Clinton campaign worries over tight race, while Bernie backers say ‘Get your sh*t together’

Hillary Clinton has failed to open up a lead on Donald Trump similar to the one Bernie Sanders had before the convention. © Mary Schwalm
The isolated, some say “tone deaf,” world inside the Hillary Clinton campaign is now worried by its inability to open up a wide lead on Republican presidential candidate Donald Trump in the polls.

Her team thought taking on a billionaire businessman/reality TV star with zero political experience and a penchant for making controversial statements should have been a slam dunk, but the Democratic nominee is now up just 2.1 percent, based on the latest RealClearPolitics average.

A Washington Post piece published late on Friday night titled, “Democrats wonder and worry: Why isn’t Clinton far ahead of Trump?” says it’s the hottest question in 'Hillaryland' as election day creeps closer.

The Beltway paper, now owned by Amazon founder and Trump critic Jeff Bezos, blamed her inability to relate to voters the way her main opponent does as one of the issues.

It doesn’t help that her unpopularity rating is now on par with Trump’s, making them the “two most unpopular presidential candidates in polling dating back more than 30 years,” as reported by ABC News.

Her attacks on the alt-right candidate and her campaign’s anti-Russian rhetoric don’t appear to be working, prompting Democratic party elders to express doubts.

“Generally, I’m concerned, frankly,” former Democratic Senate leader Tom Daschle told the Post. “It still looks positive, and I think if you look at the swing states and where she is right now, she’s got a lead. But it’s certainly not in the bag. We have two months to go, and I think it’s going to be a competitive race all the way through. I would say she’s got at least a 60 percent chance of winning.”

Insiders believe Clinton needs to counter Trump’s “man of the people” popularity with some genuine opening up that doesn’t feel 'hot sauce in my purse' false.

The Washington Post reports that the plan is to shift focus to connect with voters and share her plans for the country, moving from attacks on her opponent or his "deplorable" supporters to a more positive message, making her speeches “more about her than him,” according to communications director Jennifer Palmieri.

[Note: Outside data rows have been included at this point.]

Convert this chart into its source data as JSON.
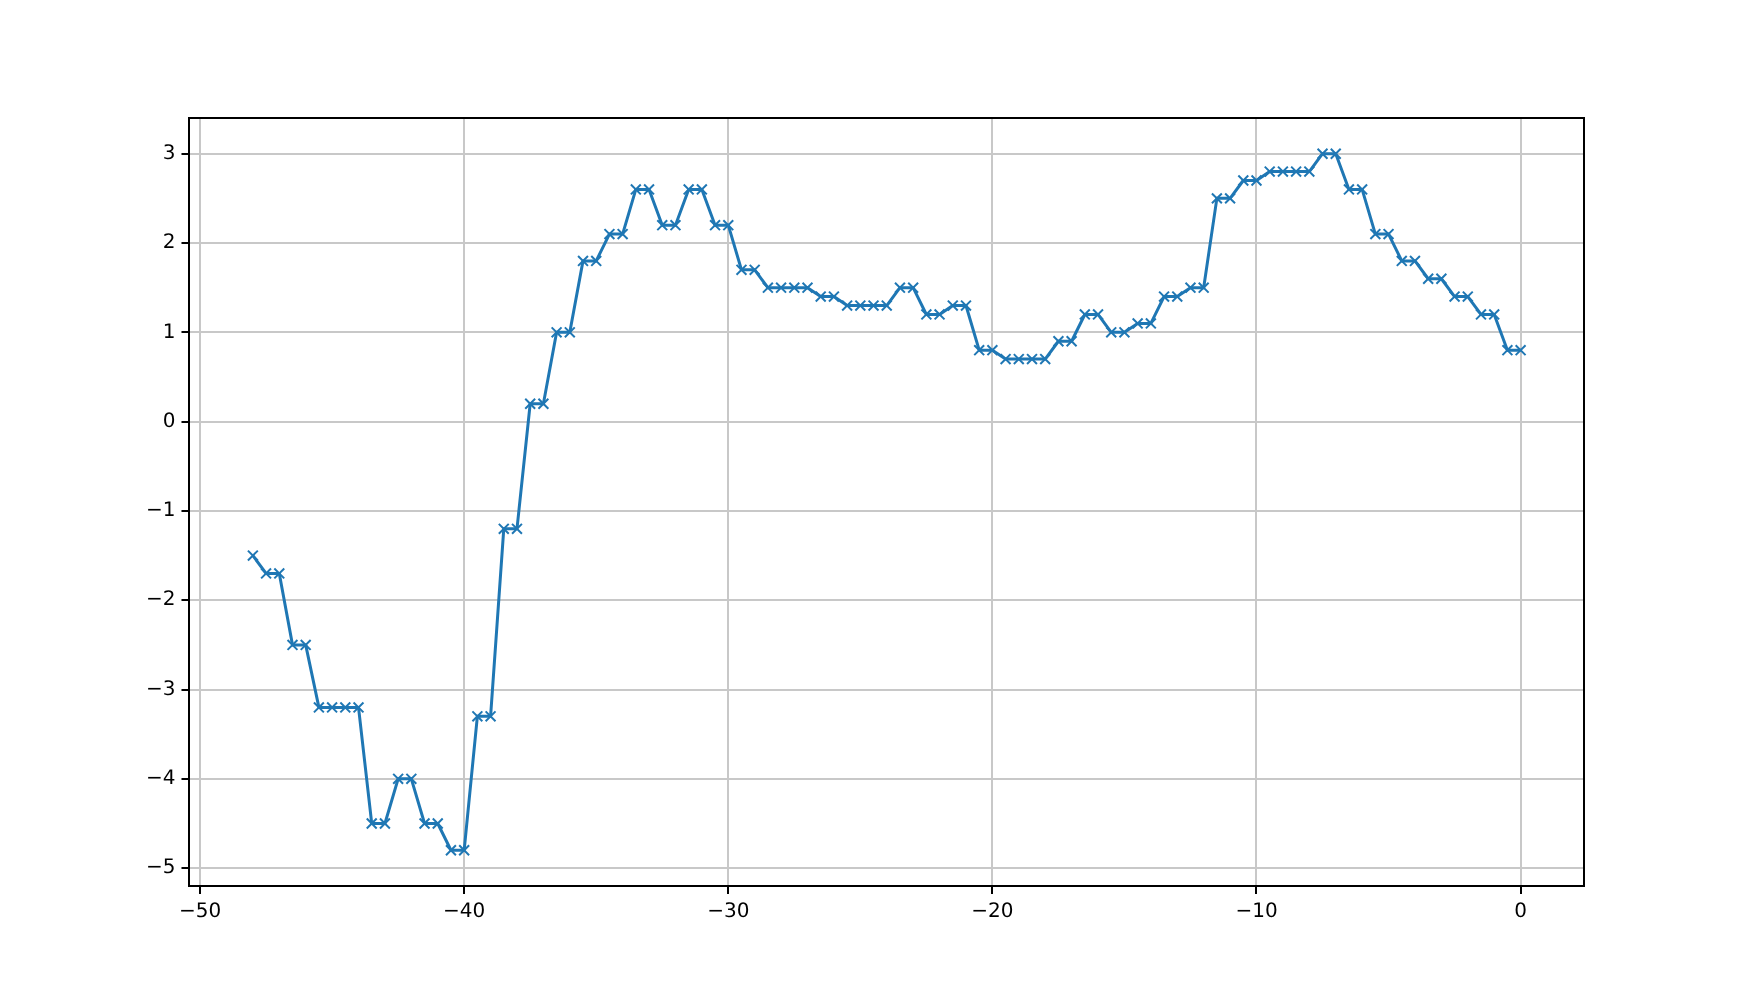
{
  "chart_data": {
    "type": "line",
    "x": [
      -48,
      -47.5,
      -47,
      -46.5,
      -46,
      -45.5,
      -45,
      -44.5,
      -44,
      -43.5,
      -43,
      -42.5,
      -42,
      -41.5,
      -41,
      -40.5,
      -40,
      -39.5,
      -39,
      -38.5,
      -38,
      -37.5,
      -37,
      -36.5,
      -36,
      -35.5,
      -35,
      -34.5,
      -34,
      -33.5,
      -33,
      -32.5,
      -32,
      -31.5,
      -31,
      -30.5,
      -30,
      -29.5,
      -29,
      -28.5,
      -28,
      -27.5,
      -27,
      -26.5,
      -26,
      -25.5,
      -25,
      -24.5,
      -24,
      -23.5,
      -23,
      -22.5,
      -22,
      -21.5,
      -21,
      -20.5,
      -20,
      -19.5,
      -19,
      -18.5,
      -18,
      -17.5,
      -17,
      -16.5,
      -16,
      -15.5,
      -15,
      -14.5,
      -14,
      -13.5,
      -13,
      -12.5,
      -12,
      -11.5,
      -11,
      -10.5,
      -10,
      -9.5,
      -9,
      -8.5,
      -8,
      -7.5,
      -7,
      -6.5,
      -6,
      -5.5,
      -5,
      -4.5,
      -4,
      -3.5,
      -3,
      -2.5,
      -2,
      -1.5,
      -1,
      -0.5,
      0
    ],
    "series": [
      {
        "color": "#1f77b4",
        "values": [
          -1.5,
          -1.7,
          -1.7,
          -2.5,
          -2.5,
          -3.2,
          -3.2,
          -3.2,
          -3.2,
          -4.5,
          -4.5,
          -4.0,
          -4.0,
          -4.5,
          -4.5,
          -4.8,
          -4.8,
          -3.3,
          -3.3,
          -1.2,
          -1.2,
          0.2,
          0.2,
          1.0,
          1.0,
          1.8,
          1.8,
          2.1,
          2.1,
          2.6,
          2.6,
          2.2,
          2.2,
          2.6,
          2.6,
          2.2,
          2.2,
          1.7,
          1.7,
          1.5,
          1.5,
          1.5,
          1.5,
          1.4,
          1.4,
          1.3,
          1.3,
          1.3,
          1.3,
          1.5,
          1.5,
          1.2,
          1.2,
          1.3,
          1.3,
          0.8,
          0.8,
          0.7,
          0.7,
          0.7,
          0.7,
          0.9,
          0.9,
          1.2,
          1.2,
          1.0,
          1.0,
          1.1,
          1.1,
          1.4,
          1.4,
          1.5,
          1.5,
          2.5,
          2.5,
          2.7,
          2.7,
          2.8,
          2.8,
          2.8,
          2.8,
          3.0,
          3.0,
          2.6,
          2.6,
          2.1,
          2.1,
          1.8,
          1.8,
          1.6,
          1.6,
          1.4,
          1.4,
          1.2,
          1.2,
          0.8,
          0.8
        ]
      }
    ],
    "xlim": [
      -50.4,
      2.4
    ],
    "ylim": [
      -5.2,
      3.4
    ],
    "xticks": [
      -50,
      -40,
      -30,
      -20,
      -10,
      0
    ],
    "yticks": [
      -5,
      -4,
      -3,
      -2,
      -1,
      0,
      1,
      2,
      3
    ],
    "grid": true,
    "marker": "cross",
    "line_style": "solid",
    "legend": false
  }
}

Clinton has made some headway in that department with the 16 million followers of the Humans of New York blog, where she discussed sexism and her reputation as being aloof.

“I don’t view myself as cold or unemotional. And neither do my friends. And neither does my family. But if that sometimes is the perception I create, then I can’t blame people for thinking that,” she said.

However, the “more about her than him” strategy apparently didn’t extend to Clinton’s first press conference in 278 days on Thursday, or a Friday follow-up, when she largely focused on attacking Trump.

Given the ongoing scandal over her handling of classified documents, her decision to avoid the limelight was understandable in theory, but hiding away hasn’t done the former secretary of state any favors in the polls.

Dogging legal issues have actually increased her fundraising efforts, however, as she headlined 37 top-dollar events in August, raising $143 million.

While this has bolstered the campaign’s war chest to finance pro-Clinton and anti-Trump ads, it has taken away time the Democratic candidate could have spent to “connect with voters and share her plans for the country.”

Despite Bernie Sanders’ endorsement of Clinton, his primary supporters can’t help but feel frustrated.

After all, their candidate packed the house with thousands of supporters every night, broke Obama’s record in small donations, and had a bigger lead in the polls on Trump going into the convention.

While Clinton appeared to shift to the left during the primaries as part of the DNC’s sabotage of the Sanders campaign, her subsequent return to the center courting swing and anti-Trump Republican voters may have demotivated the progressive base of her party.

Sanders supporters still pine for the presidential face-off between their candidate and Trump.

The Clinton camp knows something has to change, as the gap between Clinton and Trump has fallen from nine points in August to only three this week.

Despite a lack of enthusiasm for Clinton, Bernie backers don’t appear to be flocking to Green Party candidate Jill Stein or Libertarian Gary Johnson, however, as they remain with 3.3 and 9 percent support respectively.